The organizers of the annual Dialogue for Reverse Engineering Assessment and Methods have released this year's informatics challenges, which are focused on applications that support translational medicine.
Three of the four challenges for DREAM 7 call for the development of informatics tools and methods that will support ongoing efforts to treat cancer and amyotrophic lateral sclerosis.
Full details of all four challenges and their associated datasets will be made available on the DREAM website within the next few weeks.
Speaking with BioInform this week, Pablo Meyer, a post-doctoral fellow at IBM Research and one of the DREAM 7 organizers, noted that while DREAM initially had a more academic focus, it has evolved to become "a community of people that go beyond solving just academic challenges."
"This year ... is a good example of [challenges] that [are] more applied," he said.
Commenting on this year's focus on disease applications, Gustavo Stolovitzky, manager of functional genomics and systems biology at IBM and a DREAM founder, explained that the contest has grown since its launch seven years ago to become "a very serious channel to do crowdsourcing [in] systems biology."
DREAM's approach allows the systems biology community to take advantage of "the wisdom of crowds" and get a better understanding of research problems, which is the "real interesting part," he told BioInform.
For example, aggregating the best results from teams in each of the categories from previous challenges has resulted in improved methods and better results. "We have verified this in challenge after challenge," he said.
For this year's challenges, the DREAM organizers are partnering with the National Cancer Institute, Sage Bionetworks, and Prize4Life, a not-for-profit organization that supports efforts to discover treatments for ALS.
The first challenge, dubbed the NCI-DREAM Drug Sensitivity Prediction Challenge, focuses on using genomic information to build models that can estimate the sensitivity of cancer cell lines to a set of small-molecule compounds — both alone and in combination.
The goal is to understand how well computational analysis of -omics data —including proteomics data, SNP data, gene expression data, and drug dose response data — can be used to predict drug activity in cell lines, and ultimately to select the best treatments for patients based on genetic profiling of tumors, Stolovitzky explained.
This challenge is being organized in conjunction with the NCI, which will support the subsequent experimental validation and development of the top performing methods in this category.
Additionally, the best performing team will have the opportunity to publish its results in Nature Biotechnology.
The second challenge for the year is being organized with Prize4Life and calls for methods that can predict the future progression of ALS.
This challenge is intended to try to understand the cause of the disease and its expected progression early on in its development, and to figure out what drugs would work best in each patient's case, Stolovitzky said.
Participants in this category will have access to anonymized data from patients who are currently involved in ALS clinical trials and have given consent for their information to be used in the challenge, he said.
Prize4Life is offering a $25,000 prize for the winning submission in this category.
The third challenge, created in collaboration with Sage Bionetworks, aims to develop algorithms for predicting breast cancer survival. The best performer in this category will have a paper published in Science Translational Medicine.

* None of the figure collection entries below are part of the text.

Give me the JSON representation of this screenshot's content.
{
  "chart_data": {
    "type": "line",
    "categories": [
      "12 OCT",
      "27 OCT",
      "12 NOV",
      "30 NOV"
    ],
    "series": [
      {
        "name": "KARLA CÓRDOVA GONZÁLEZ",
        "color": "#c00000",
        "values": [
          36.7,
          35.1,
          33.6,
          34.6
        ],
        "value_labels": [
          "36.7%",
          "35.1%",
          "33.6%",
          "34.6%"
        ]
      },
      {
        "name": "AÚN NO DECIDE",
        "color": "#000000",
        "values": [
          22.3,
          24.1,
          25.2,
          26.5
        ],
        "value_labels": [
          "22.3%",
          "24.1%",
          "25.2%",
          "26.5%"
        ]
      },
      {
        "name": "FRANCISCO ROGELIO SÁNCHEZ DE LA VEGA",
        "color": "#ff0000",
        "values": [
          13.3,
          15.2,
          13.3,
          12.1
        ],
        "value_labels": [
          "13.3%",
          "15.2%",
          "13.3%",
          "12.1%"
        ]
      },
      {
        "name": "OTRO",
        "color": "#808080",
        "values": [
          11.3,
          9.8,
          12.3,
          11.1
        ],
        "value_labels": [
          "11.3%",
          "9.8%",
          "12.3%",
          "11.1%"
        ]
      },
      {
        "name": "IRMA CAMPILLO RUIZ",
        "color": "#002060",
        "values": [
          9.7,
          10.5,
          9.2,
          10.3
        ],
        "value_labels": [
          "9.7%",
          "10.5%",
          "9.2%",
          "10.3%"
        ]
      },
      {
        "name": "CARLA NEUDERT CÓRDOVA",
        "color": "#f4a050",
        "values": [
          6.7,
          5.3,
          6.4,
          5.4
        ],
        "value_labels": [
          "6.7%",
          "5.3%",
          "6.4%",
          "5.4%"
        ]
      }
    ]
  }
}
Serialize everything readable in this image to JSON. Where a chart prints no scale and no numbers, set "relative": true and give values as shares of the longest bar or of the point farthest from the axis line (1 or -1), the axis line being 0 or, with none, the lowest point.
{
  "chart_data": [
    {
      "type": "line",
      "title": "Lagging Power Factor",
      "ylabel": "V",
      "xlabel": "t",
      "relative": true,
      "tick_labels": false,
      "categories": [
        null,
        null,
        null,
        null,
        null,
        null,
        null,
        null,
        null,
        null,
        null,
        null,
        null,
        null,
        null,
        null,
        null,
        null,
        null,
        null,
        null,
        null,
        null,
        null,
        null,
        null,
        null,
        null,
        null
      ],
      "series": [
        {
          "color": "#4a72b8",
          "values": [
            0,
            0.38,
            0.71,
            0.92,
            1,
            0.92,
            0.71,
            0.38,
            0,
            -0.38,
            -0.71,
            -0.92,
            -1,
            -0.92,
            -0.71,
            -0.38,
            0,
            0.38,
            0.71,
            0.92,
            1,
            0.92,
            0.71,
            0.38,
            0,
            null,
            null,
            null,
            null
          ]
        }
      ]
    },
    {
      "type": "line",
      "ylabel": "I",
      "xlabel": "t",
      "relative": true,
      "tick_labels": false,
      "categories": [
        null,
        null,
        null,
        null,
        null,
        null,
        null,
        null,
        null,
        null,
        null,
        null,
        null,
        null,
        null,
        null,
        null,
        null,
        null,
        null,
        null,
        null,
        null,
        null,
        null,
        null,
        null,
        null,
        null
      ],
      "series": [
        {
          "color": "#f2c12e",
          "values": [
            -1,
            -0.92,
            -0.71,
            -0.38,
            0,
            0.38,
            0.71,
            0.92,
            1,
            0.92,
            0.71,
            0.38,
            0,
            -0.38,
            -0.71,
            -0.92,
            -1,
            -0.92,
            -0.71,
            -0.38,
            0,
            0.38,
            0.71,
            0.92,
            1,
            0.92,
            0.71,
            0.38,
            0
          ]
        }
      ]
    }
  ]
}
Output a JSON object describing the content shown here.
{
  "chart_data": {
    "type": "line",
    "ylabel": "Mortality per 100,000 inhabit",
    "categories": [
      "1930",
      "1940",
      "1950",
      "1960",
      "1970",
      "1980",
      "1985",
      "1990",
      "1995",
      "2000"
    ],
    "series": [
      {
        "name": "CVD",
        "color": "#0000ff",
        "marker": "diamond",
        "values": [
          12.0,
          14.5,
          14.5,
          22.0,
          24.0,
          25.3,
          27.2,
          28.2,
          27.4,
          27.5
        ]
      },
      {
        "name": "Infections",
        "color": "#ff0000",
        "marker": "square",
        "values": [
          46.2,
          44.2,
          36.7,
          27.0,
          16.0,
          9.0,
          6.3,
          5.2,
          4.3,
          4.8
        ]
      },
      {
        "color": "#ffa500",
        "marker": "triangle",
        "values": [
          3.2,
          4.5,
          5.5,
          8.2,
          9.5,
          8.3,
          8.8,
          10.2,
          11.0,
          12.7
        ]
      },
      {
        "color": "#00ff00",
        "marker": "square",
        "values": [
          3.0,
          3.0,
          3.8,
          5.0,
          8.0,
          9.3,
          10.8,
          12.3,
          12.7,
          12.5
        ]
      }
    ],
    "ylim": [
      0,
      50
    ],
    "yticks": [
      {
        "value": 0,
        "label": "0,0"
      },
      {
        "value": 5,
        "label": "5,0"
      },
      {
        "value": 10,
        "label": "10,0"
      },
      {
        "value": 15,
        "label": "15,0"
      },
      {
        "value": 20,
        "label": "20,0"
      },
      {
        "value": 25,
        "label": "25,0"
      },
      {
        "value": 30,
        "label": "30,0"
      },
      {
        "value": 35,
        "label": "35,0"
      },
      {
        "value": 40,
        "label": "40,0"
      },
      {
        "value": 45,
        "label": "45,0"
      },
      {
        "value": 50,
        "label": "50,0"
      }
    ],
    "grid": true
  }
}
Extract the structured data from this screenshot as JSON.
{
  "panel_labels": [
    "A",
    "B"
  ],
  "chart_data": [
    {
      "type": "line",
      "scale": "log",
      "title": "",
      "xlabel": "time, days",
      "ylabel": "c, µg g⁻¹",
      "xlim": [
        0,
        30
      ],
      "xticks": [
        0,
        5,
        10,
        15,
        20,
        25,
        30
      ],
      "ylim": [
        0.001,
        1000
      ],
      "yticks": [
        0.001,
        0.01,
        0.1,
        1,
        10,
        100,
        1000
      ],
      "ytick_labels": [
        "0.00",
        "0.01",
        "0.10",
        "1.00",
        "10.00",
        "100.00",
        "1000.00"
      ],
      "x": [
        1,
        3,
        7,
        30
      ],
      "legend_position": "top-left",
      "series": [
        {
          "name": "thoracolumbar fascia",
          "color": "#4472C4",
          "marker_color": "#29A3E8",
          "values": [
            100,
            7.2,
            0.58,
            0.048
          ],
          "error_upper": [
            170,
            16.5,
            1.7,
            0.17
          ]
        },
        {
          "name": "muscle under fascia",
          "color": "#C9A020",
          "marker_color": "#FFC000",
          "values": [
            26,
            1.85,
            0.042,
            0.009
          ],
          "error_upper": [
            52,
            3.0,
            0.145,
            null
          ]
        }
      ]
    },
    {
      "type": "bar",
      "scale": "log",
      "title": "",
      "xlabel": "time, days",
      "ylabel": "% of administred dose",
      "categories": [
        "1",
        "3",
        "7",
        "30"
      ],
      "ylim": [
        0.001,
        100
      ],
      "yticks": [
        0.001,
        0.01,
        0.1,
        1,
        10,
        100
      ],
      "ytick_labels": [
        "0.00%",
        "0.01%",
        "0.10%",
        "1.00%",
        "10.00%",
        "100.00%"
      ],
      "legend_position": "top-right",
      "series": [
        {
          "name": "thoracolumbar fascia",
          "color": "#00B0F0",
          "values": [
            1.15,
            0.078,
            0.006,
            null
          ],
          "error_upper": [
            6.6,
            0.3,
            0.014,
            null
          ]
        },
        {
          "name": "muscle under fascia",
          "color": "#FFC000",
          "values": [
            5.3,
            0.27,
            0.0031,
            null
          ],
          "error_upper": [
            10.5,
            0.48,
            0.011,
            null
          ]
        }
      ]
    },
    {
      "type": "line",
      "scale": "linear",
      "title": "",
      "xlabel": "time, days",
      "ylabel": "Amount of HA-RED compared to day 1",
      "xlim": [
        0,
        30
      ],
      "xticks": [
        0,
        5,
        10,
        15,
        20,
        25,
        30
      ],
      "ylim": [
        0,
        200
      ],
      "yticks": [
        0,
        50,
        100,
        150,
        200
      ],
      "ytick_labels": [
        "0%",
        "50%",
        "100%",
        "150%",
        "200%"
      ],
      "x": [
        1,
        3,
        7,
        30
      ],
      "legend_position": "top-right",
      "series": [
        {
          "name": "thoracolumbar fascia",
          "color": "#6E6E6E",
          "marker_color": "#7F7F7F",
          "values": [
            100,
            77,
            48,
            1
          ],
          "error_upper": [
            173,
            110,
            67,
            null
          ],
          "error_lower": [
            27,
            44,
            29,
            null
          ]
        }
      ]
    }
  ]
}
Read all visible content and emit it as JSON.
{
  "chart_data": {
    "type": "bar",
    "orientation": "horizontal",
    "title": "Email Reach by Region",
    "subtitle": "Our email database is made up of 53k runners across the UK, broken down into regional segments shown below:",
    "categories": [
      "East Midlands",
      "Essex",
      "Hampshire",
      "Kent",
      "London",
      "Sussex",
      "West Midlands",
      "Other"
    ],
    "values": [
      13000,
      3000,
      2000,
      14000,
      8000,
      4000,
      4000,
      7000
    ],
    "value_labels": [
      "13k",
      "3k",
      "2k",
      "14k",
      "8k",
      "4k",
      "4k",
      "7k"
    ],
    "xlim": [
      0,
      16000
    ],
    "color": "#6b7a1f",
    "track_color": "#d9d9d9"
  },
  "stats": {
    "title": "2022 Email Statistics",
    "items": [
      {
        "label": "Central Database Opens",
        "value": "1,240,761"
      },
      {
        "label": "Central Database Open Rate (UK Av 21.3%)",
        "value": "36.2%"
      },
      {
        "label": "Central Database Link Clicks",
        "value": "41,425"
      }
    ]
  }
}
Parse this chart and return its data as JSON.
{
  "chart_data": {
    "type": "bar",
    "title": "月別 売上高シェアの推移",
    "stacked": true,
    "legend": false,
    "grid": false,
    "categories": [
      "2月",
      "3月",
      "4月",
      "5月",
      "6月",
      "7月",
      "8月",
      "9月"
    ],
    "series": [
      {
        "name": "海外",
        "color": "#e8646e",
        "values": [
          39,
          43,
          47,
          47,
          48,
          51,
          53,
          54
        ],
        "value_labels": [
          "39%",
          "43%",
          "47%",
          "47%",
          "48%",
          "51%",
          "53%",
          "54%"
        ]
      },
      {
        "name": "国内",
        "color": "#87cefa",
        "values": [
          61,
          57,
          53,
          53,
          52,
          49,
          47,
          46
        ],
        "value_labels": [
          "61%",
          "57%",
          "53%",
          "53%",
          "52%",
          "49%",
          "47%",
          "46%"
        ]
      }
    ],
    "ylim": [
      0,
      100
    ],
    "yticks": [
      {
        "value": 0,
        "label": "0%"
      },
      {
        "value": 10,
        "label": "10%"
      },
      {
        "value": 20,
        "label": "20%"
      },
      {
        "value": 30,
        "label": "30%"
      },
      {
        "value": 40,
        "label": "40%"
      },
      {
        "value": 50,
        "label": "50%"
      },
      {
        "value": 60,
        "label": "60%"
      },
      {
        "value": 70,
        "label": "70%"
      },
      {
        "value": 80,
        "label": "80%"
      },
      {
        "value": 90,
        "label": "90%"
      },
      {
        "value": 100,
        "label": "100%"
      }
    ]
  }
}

The final challenge for DREAM 7 focuses on network topology and parameter inference. Participants are expected to develop optimization methods that accurately estimate parameters, predict outcomes of perturbations, and rewire networks in systems biology network models.
This challenge is meant to help researchers "understand how to do experimental design when it comes to reconstruction of gene regulatory networks and understand how to create mathematical models, including what parameters to use," Stolovitzky said.
Although the DREAM organizers will have "a central role" in judging the submissions, Stolovitzky said that the journals who have agreed to publish the fruits from some of the challenge categories — Nature Biotech and Science Translational Medicine — will also provide "challenge-assisted peer review."
That means that the journals will take into account the participants' performance in the challenge during the publication review process so that the papers that result from participation in DREAM have the "highest standards," Stolovitzky said.
DREAM is also partnering with Open Network Biology — a new open access journal published by BioMed Central — which has agreed to publish the best performing methods following the peer-review process. ONB has also agreed to waive its per-article processing charge of £1200 ($1,868) to encourage participation.
While the timelines haven't yet been finalized, it's likely that most submissions will be due by mid-October although entries for some challenges could be due as early as Oct. 1, Stolovitzky said.
The winning entries from each challenge will be presented at the DREAM 7 conference, which will be held in San Francisco on Nov. 12-14.